In this talk, I will argue that, instead of syntax, phonetics is the level at which language is digitized. That is, instead of being an interface for externalizing a digital syntactic core, phonetics is what makes language digital. I will show that phonetic digitization is done through discretization of consonants, vowels and laryngeal categories in a self-organizing process of interactive articulatory encoding and perceptual decoding. The encoding is enabled by the syllable, an articulatory mechanism that synchronizes the onsets of consonantal, vocalic and laryngeal gestures. The perceptual decoding is done by direct processing of the acoustic signal of each phonetic category without separately extracting abstract cues. Both production and perception skills are acquired through learning, a process that resolves variability arising from coarticulation, speaker differences and multi-functional interactions.
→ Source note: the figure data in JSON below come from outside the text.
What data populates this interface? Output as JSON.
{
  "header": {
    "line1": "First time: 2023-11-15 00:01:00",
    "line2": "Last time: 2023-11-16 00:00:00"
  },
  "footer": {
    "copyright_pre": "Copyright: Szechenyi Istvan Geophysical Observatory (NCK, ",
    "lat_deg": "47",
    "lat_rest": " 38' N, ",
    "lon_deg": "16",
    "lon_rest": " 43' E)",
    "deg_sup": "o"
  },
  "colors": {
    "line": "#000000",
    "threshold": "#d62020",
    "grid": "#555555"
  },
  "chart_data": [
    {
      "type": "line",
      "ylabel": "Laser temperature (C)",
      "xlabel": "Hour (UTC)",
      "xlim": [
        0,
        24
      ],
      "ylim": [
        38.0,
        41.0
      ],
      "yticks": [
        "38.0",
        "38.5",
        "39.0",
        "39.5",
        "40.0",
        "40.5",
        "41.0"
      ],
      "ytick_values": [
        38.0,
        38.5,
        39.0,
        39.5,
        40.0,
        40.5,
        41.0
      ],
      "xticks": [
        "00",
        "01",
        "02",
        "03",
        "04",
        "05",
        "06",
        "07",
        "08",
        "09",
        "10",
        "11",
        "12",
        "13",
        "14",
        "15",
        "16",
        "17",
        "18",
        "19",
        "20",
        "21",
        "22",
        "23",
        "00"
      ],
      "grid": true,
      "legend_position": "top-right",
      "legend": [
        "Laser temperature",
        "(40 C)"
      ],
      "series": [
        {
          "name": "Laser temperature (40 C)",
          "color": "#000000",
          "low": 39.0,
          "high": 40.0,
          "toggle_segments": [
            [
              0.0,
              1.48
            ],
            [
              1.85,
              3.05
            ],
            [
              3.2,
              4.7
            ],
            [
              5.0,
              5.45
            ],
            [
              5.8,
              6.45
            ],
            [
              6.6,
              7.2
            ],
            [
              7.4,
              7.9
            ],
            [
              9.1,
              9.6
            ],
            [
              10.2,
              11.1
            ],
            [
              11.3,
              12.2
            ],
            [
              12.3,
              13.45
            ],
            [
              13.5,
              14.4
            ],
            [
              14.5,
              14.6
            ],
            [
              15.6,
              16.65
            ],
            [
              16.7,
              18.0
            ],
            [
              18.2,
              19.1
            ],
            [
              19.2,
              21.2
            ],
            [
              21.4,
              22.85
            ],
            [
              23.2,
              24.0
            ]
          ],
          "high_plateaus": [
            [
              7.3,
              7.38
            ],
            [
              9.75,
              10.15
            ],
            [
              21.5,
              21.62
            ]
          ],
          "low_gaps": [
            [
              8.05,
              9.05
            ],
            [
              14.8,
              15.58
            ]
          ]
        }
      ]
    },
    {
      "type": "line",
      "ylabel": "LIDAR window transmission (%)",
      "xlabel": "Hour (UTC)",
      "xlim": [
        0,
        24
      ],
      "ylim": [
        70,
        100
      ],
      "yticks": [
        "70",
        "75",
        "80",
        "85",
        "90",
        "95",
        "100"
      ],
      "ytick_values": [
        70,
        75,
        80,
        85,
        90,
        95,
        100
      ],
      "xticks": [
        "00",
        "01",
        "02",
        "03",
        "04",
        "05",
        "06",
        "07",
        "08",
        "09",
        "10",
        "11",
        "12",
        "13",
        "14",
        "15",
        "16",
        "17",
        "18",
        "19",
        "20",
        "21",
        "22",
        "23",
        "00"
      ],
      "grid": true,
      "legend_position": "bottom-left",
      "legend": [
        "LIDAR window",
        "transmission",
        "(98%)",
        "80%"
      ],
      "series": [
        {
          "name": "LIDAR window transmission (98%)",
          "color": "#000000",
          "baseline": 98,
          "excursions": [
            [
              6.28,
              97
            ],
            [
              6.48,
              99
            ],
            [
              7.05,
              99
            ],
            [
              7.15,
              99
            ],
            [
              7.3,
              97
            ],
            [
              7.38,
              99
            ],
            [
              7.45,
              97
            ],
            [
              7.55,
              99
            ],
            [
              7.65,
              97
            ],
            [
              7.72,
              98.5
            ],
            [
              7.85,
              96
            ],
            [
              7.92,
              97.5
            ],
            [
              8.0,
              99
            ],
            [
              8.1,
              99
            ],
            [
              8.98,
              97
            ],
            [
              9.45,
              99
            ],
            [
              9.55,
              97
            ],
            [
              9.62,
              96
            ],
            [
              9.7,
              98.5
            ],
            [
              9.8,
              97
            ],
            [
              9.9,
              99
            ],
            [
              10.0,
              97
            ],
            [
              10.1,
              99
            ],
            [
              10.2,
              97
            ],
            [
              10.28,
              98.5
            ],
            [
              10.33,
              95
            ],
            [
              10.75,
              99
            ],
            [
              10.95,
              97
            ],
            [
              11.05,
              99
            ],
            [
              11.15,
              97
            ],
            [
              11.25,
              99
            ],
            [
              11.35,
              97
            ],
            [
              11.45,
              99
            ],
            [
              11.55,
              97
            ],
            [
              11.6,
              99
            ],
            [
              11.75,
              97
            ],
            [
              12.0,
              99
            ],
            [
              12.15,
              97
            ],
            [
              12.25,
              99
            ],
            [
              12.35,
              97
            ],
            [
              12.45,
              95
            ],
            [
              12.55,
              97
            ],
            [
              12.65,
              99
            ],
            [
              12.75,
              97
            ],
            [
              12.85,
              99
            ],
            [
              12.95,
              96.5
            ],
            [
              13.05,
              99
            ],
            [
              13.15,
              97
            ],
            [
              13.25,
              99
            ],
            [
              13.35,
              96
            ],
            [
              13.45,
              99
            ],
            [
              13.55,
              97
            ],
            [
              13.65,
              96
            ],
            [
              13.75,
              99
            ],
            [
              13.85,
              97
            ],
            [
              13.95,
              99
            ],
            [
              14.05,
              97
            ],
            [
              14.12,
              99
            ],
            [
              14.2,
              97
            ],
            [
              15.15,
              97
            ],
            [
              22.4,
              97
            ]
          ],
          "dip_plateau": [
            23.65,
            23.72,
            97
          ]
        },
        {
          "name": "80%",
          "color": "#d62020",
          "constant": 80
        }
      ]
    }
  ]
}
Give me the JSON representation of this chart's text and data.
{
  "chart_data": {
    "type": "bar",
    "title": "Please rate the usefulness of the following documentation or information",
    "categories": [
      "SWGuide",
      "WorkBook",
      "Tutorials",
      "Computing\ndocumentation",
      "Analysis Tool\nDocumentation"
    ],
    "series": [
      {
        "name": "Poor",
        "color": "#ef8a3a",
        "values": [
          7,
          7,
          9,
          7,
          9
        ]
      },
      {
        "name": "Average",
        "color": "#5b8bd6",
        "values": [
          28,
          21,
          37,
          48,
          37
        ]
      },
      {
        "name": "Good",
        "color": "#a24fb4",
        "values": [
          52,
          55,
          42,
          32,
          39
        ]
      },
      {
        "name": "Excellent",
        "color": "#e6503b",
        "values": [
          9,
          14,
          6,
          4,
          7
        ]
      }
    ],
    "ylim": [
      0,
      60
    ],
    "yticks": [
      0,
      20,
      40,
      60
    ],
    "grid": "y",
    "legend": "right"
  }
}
Of the two, however, perceptual learning is much easier, as it requires no prior knowledge of articulation. Production learning, in contrast, relies on the guidance of perception. The digitization of language is therefore realized by maximizing the production-perception consistency only at the level of contrastive phonetic categories.
In summary, it is the discretization of the phonetic categories that creates the basic digits of language that can be combined, often recursively, to form morphemes, words, phrases and sentences that make up the hierarchical structure of all human languages.